Он то и дело вскакивал с дивана, сидел, ходил по комнате.
Особенно ему не давали покоя последние минуты с Маришкой. Его вопросы, ее молчание. Тайна, которую он хотел и боялся постигнуть. И раньше после каких-то пустяковых ссор она нередко замыкалась в себе и переставала разговаривать. Но как можно сравнивать? Неужели женское предательство и его пощечина равноценны в ее глазах? А последняя даже перетягивает?
Нет, здесь что-то не то.
Что же было за молчанием? Сознание непоправимости совершенного? Или только обида за пощечину? За оскорбление, которое она заслужила?
А если не заслужила?
Нет, он же своими глазами видел, как они шли, прижавшись друг к другу. О близости говорило все — и взгляд, и горящие щеки, и то, как она висела на руке, и выражение самодовольства на его лице.

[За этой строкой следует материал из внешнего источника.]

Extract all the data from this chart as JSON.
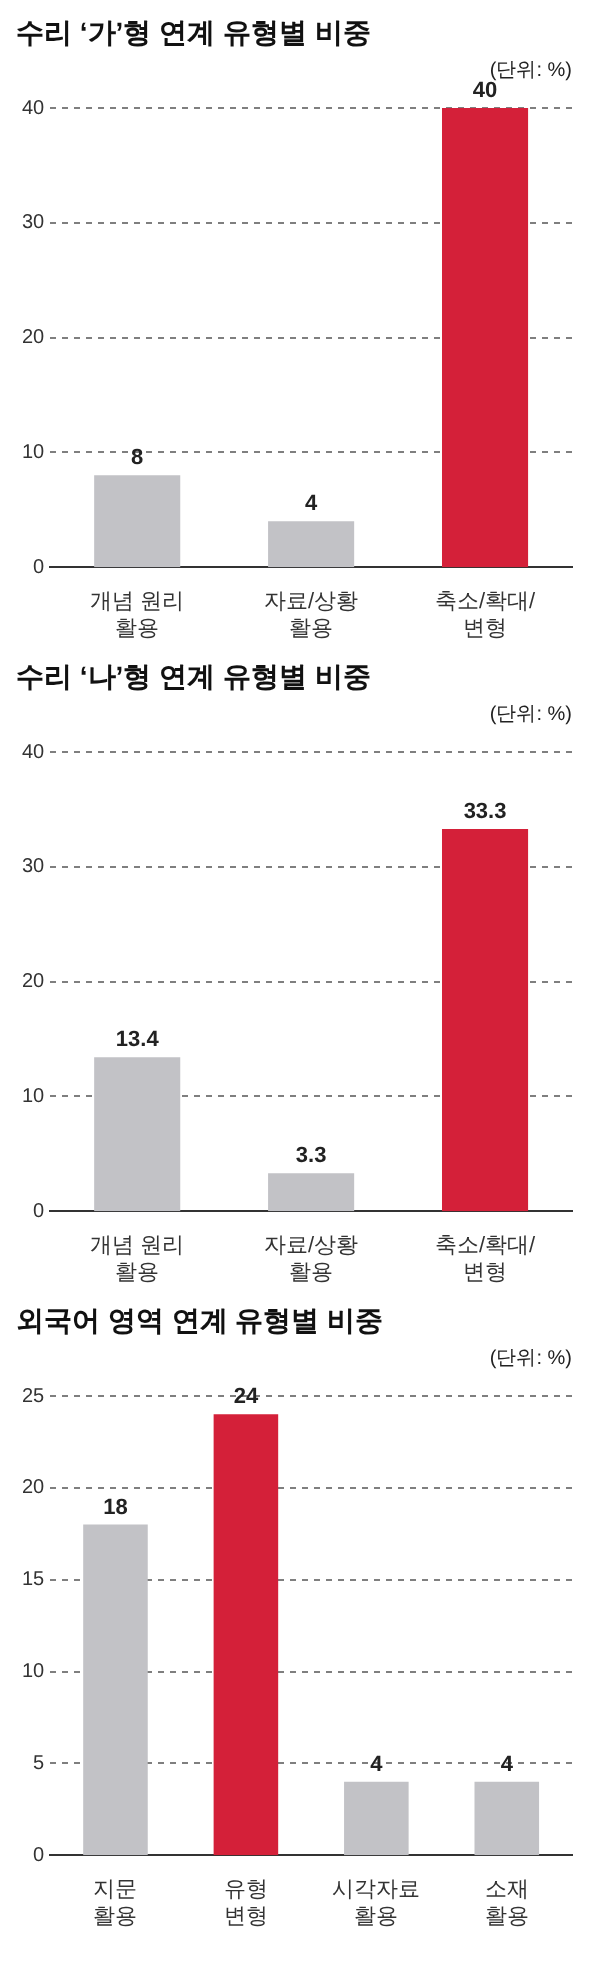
{
  "chart_data": [
    {
      "type": "bar",
      "title": "수리 ‘가’형 연계 유형별 비중",
      "annotations": [
        "(단위: %)"
      ],
      "categories": [
        "개념 원리\n활용",
        "자료/상황\n활용",
        "축소/확대/\n변형"
      ],
      "values": [
        8,
        4,
        40
      ],
      "colors": [
        "#c2c2c6",
        "#c2c2c6",
        "#d42039"
      ],
      "ylim": [
        0,
        40
      ],
      "yticks": [
        0,
        10,
        20,
        30,
        40
      ],
      "grid": "y",
      "data_labels": true
    },
    {
      "type": "bar",
      "title": "수리 ‘나’형 연계 유형별 비중",
      "annotations": [
        "(단위: %)"
      ],
      "categories": [
        "개념 원리\n활용",
        "자료/상황\n활용",
        "축소/확대/\n변형"
      ],
      "values": [
        13.4,
        3.3,
        33.3
      ],
      "colors": [
        "#c2c2c6",
        "#c2c2c6",
        "#d42039"
      ],
      "ylim": [
        0,
        40
      ],
      "yticks": [
        0,
        10,
        20,
        30,
        40
      ],
      "grid": "y",
      "data_labels": true
    },
    {
      "type": "bar",
      "title": "외국어 영역 연계 유형별 비중",
      "annotations": [
        "(단위: %)"
      ],
      "categories": [
        "지문\n활용",
        "유형\n변형",
        "시각자료\n활용",
        "소재\n활용"
      ],
      "values": [
        18,
        24,
        4,
        4
      ],
      "colors": [
        "#c2c2c6",
        "#d42039",
        "#c2c2c6",
        "#c2c2c6"
      ],
      "ylim": [
        0,
        25
      ],
      "yticks": [
        0,
        5,
        10,
        15,
        20,
        25
      ],
      "grid": "y",
      "data_labels": true
    }
  ]
}
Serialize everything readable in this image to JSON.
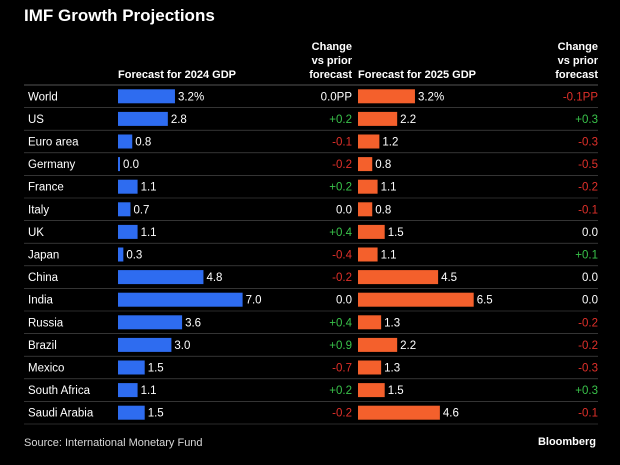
{
  "chart_data": {
    "type": "bar",
    "title": "IMF Growth Projections",
    "col_2024_label": "Forecast for 2024 GDP",
    "col_2025_label": "Forecast for 2025 GDP",
    "change_label": [
      "Change",
      "vs prior",
      "forecast"
    ],
    "categories": [
      "World",
      "US",
      "Euro area",
      "Germany",
      "France",
      "Italy",
      "UK",
      "Japan",
      "China",
      "India",
      "Russia",
      "Brazil",
      "Mexico",
      "South Africa",
      "Saudi Arabia"
    ],
    "series": [
      {
        "name": "Forecast for 2024 GDP",
        "values": [
          3.2,
          2.8,
          0.8,
          0.0,
          1.1,
          0.7,
          1.1,
          0.3,
          4.8,
          7.0,
          3.6,
          3.0,
          1.5,
          1.1,
          1.5
        ],
        "labels": [
          "3.2%",
          "2.8",
          "0.8",
          "0.0",
          "1.1",
          "0.7",
          "1.1",
          "0.3",
          "4.8",
          "7.0",
          "3.6",
          "3.0",
          "1.5",
          "1.1",
          "1.5"
        ],
        "changes": [
          "0.0PP",
          "+0.2",
          "-0.1",
          "-0.2",
          "+0.2",
          "0.0",
          "+0.4",
          "-0.4",
          "-0.2",
          "0.0",
          "+0.4",
          "+0.9",
          "-0.7",
          "+0.2",
          "-0.2"
        ],
        "color": "#2e6cf0"
      },
      {
        "name": "Forecast for 2025 GDP",
        "values": [
          3.2,
          2.2,
          1.2,
          0.8,
          1.1,
          0.8,
          1.5,
          1.1,
          4.5,
          6.5,
          1.3,
          2.2,
          1.3,
          1.5,
          4.6
        ],
        "labels": [
          "3.2%",
          "2.2",
          "1.2",
          "0.8",
          "1.1",
          "0.8",
          "1.5",
          "1.1",
          "4.5",
          "6.5",
          "1.3",
          "2.2",
          "1.3",
          "1.5",
          "4.6"
        ],
        "changes": [
          "-0.1PP",
          "+0.3",
          "-0.3",
          "-0.5",
          "-0.2",
          "-0.1",
          "0.0",
          "+0.1",
          "0.0",
          "0.0",
          "-0.2",
          "-0.2",
          "-0.3",
          "+0.3",
          "-0.1"
        ],
        "color": "#f4602c"
      }
    ],
    "colors": {
      "positive": "#39c24a",
      "negative": "#e0302a",
      "neutral": "#ffffff",
      "divider": "#555555"
    },
    "source": "Source: International Monetary Fund",
    "brand": "Bloomberg"
  }
}
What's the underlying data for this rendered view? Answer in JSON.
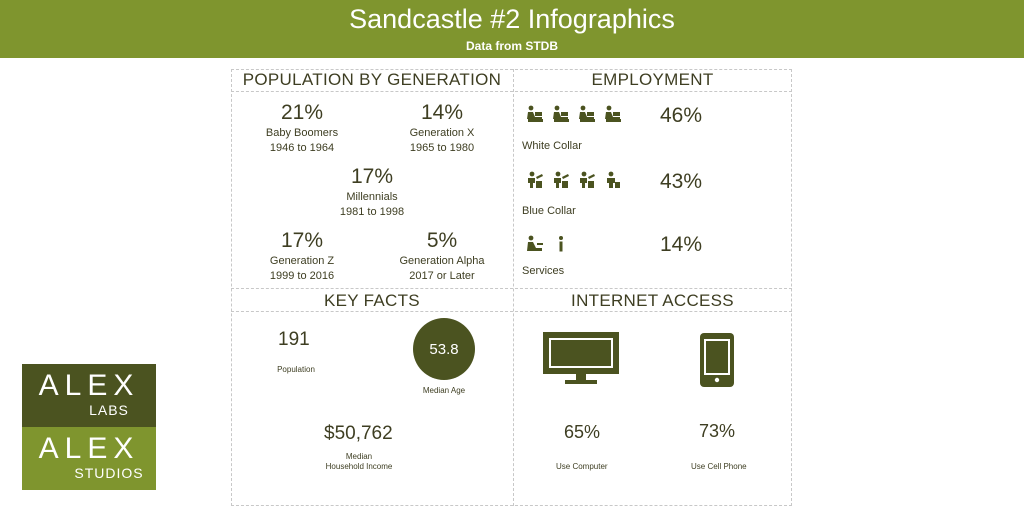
{
  "header": {
    "title": "Sandcastle #2 Infographics",
    "subtitle": "Data from STDB"
  },
  "population": {
    "title": "POPULATION BY GENERATION",
    "items": [
      {
        "pct": "21%",
        "name": "Baby Boomers",
        "range": "1946 to 1964"
      },
      {
        "pct": "14%",
        "name": "Generation X",
        "range": "1965 to 1980"
      },
      {
        "pct": "17%",
        "name": "Millennials",
        "range": "1981 to 1998"
      },
      {
        "pct": "17%",
        "name": "Generation Z",
        "range": "1999 to 2016"
      },
      {
        "pct": "5%",
        "name": "Generation Alpha",
        "range": "2017 or Later"
      }
    ]
  },
  "employment": {
    "title": "EMPLOYMENT",
    "items": [
      {
        "label": "White Collar",
        "pct": "46%",
        "icon": "office-worker-icon"
      },
      {
        "label": "Blue Collar",
        "pct": "43%",
        "icon": "manual-worker-icon"
      },
      {
        "label": "Services",
        "pct": "14%",
        "icon": "service-worker-icon"
      }
    ]
  },
  "key_facts": {
    "title": "KEY FACTS",
    "population": {
      "value": "191",
      "label": "Population"
    },
    "median_age": {
      "value": "53.8",
      "label": "Median Age"
    },
    "income": {
      "value": "$50,762",
      "label_line1": "Median",
      "label_line2": "Household Income"
    }
  },
  "internet": {
    "title": "INTERNET ACCESS",
    "computer": {
      "pct": "65%",
      "label": "Use Computer",
      "icon": "monitor-icon"
    },
    "phone": {
      "pct": "73%",
      "label": "Use Cell Phone",
      "icon": "cell-phone-icon"
    }
  },
  "logo": {
    "top_big": "ALEX",
    "top_small": "LABS",
    "bottom_big": "ALEX",
    "bottom_small": "STUDIOS"
  },
  "colors": {
    "brand_green": "#7f952e",
    "dark_olive": "#4b5320",
    "text": "#3e3e22"
  }
}
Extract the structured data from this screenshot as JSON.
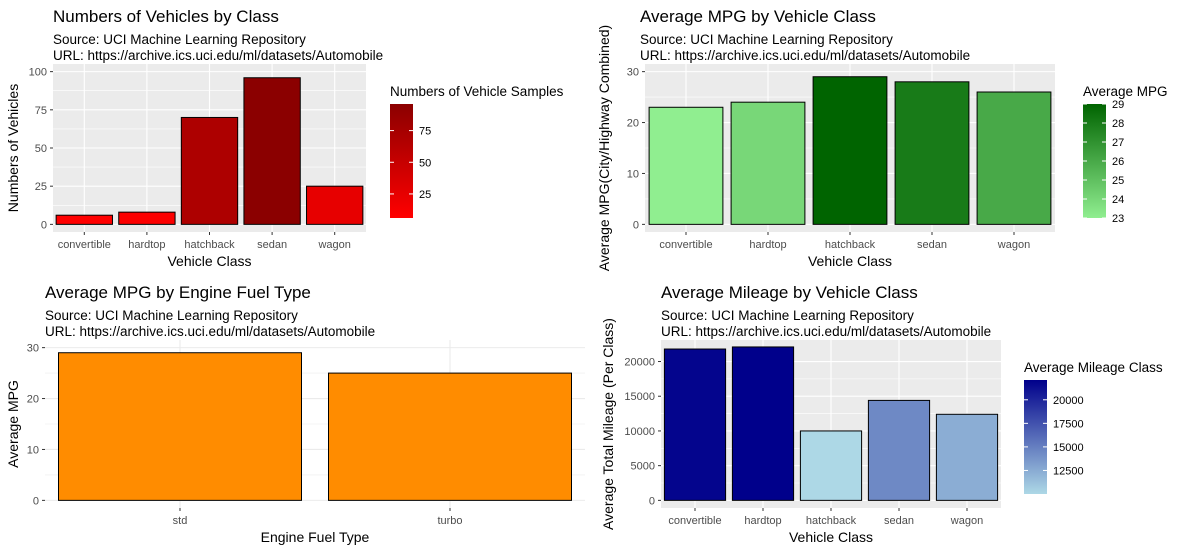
{
  "chart_data": [
    {
      "type": "bar",
      "title": "Numbers of Vehicles by Class",
      "subtitle": [
        "Source: UCI Machine Learning Repository",
        " URL: https://archive.ics.uci.edu/ml/datasets/Automobile"
      ],
      "xlabel": "Vehicle Class",
      "ylabel": "Numbers of Vehicles",
      "categories": [
        "convertible",
        "hardtop",
        "hatchback",
        "sedan",
        "wagon"
      ],
      "values": [
        6,
        8,
        70,
        96,
        25
      ],
      "ylim": [
        0,
        100
      ],
      "yticks": [
        0,
        25,
        50,
        75,
        100
      ],
      "grid": true,
      "legend": {
        "title": "Numbers of Vehicle Samples",
        "position": "right",
        "ticks": [
          25,
          50,
          75
        ],
        "range": [
          6,
          96
        ],
        "colors": [
          "#ff0000",
          "#8b0000"
        ]
      }
    },
    {
      "type": "bar",
      "title": "Average MPG by Vehicle Class",
      "subtitle": [
        "Source: UCI Machine Learning Repository",
        " URL: https://archive.ics.uci.edu/ml/datasets/Automobile"
      ],
      "xlabel": "Vehicle Class",
      "ylabel": "Average MPG(City/Highway Combined)",
      "categories": [
        "convertible",
        "hardtop",
        "hatchback",
        "sedan",
        "wagon"
      ],
      "values": [
        23,
        24,
        29,
        28,
        26
      ],
      "ylim": [
        0,
        30
      ],
      "yticks": [
        0,
        10,
        20,
        30
      ],
      "grid": true,
      "legend": {
        "title": "Average MPG",
        "position": "right",
        "ticks": [
          23,
          24,
          25,
          26,
          27,
          28,
          29
        ],
        "range": [
          23,
          29
        ],
        "colors": [
          "#90ee90",
          "#006400"
        ]
      }
    },
    {
      "type": "bar",
      "title": "Average MPG by Engine Fuel Type",
      "subtitle": [
        "Source: UCI Machine Learning Repository",
        " URL: https://archive.ics.uci.edu/ml/datasets/Automobile"
      ],
      "xlabel": "Engine Fuel Type",
      "ylabel": "Average MPG",
      "categories": [
        "std",
        "turbo"
      ],
      "values": [
        29,
        25
      ],
      "ylim": [
        0,
        30
      ],
      "yticks": [
        0,
        10,
        20,
        30
      ],
      "grid": true,
      "bar_color": "#ff8c00"
    },
    {
      "type": "bar",
      "title": "Average Mileage by Vehicle Class",
      "subtitle": [
        "Source: UCI Machine Learning Repository",
        " URL: https://archive.ics.uci.edu/ml/datasets/Automobile"
      ],
      "xlabel": "Vehicle Class",
      "ylabel": "Average Total Mileage (Per Class)",
      "categories": [
        "convertible",
        "hardtop",
        "hatchback",
        "sedan",
        "wagon"
      ],
      "values": [
        21800,
        22100,
        10000,
        14400,
        12400
      ],
      "ylim": [
        0,
        22000
      ],
      "yticks": [
        0,
        5000,
        10000,
        15000,
        20000
      ],
      "grid": true,
      "legend": {
        "title": "Average Mileage Class",
        "position": "right",
        "ticks": [
          12500,
          15000,
          17500,
          20000
        ],
        "range": [
          10000,
          22100
        ],
        "colors": [
          "#add8e6",
          "#00008b"
        ]
      }
    }
  ]
}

Но ведь первой ее реакцией на пощечину был выкрик: «За что?!»
Он шел прямо из сердца — от неожиданности, от непонимания. По-видимому, она и в самом деле не знала, за что?
Как же не знала, если так смутилась и быстро отодвинулась?
Но откуда тогда это отчаянное: «За что?!»
Неужели он что-то упустил, недопонял?
Может быть, ей так легче было идти, опираясь на руку бригадира? Или у нее закружилась голова, как это уже бывало? Или просто на мгновение забылась, вообразила себя незамужней, девчонкой?
А Горячев?
Почему из многих десятков ругательств он выбрал, казалось, самое неподходящее для данного момента: «дурак»? Да и выбирал ли он? Оно вырвалось у него само. Так же непроизвольно, как у Маришки ее «За что?!».
Дурак? А как же иначе назвать человека, ни за что ни про что заподозрившего жену в измене, оскорбившего и унизившего ее при посторонних!
Господи, еще никогда ему не были так понятны ее слова и ее молчание. Вот оно — долгожданное прозрение!
Аркадий рванулся к стулу. Натянул на босые ноги все еще влажные ботинки, в спешке оборвал шнурок. Сунул в карман загрубевшие носки. Чуть не оторвал рукав у пиджака.
Быстрее, быстрее!
Если не будет оказии, упросить руководителей рыбообрабатывающего, договориться с местными рыбаками! Как угодно и на чем угодно! Даже если придется угнать лодку.
Аркадий шел, продираясь сквозь туман. Ровный плеск волн указывал путь к причалам. Наскочил на деревянные мостки, по которым поздно вечером брел в контору. Туман пятился перед ним, медленно заманивая к воде.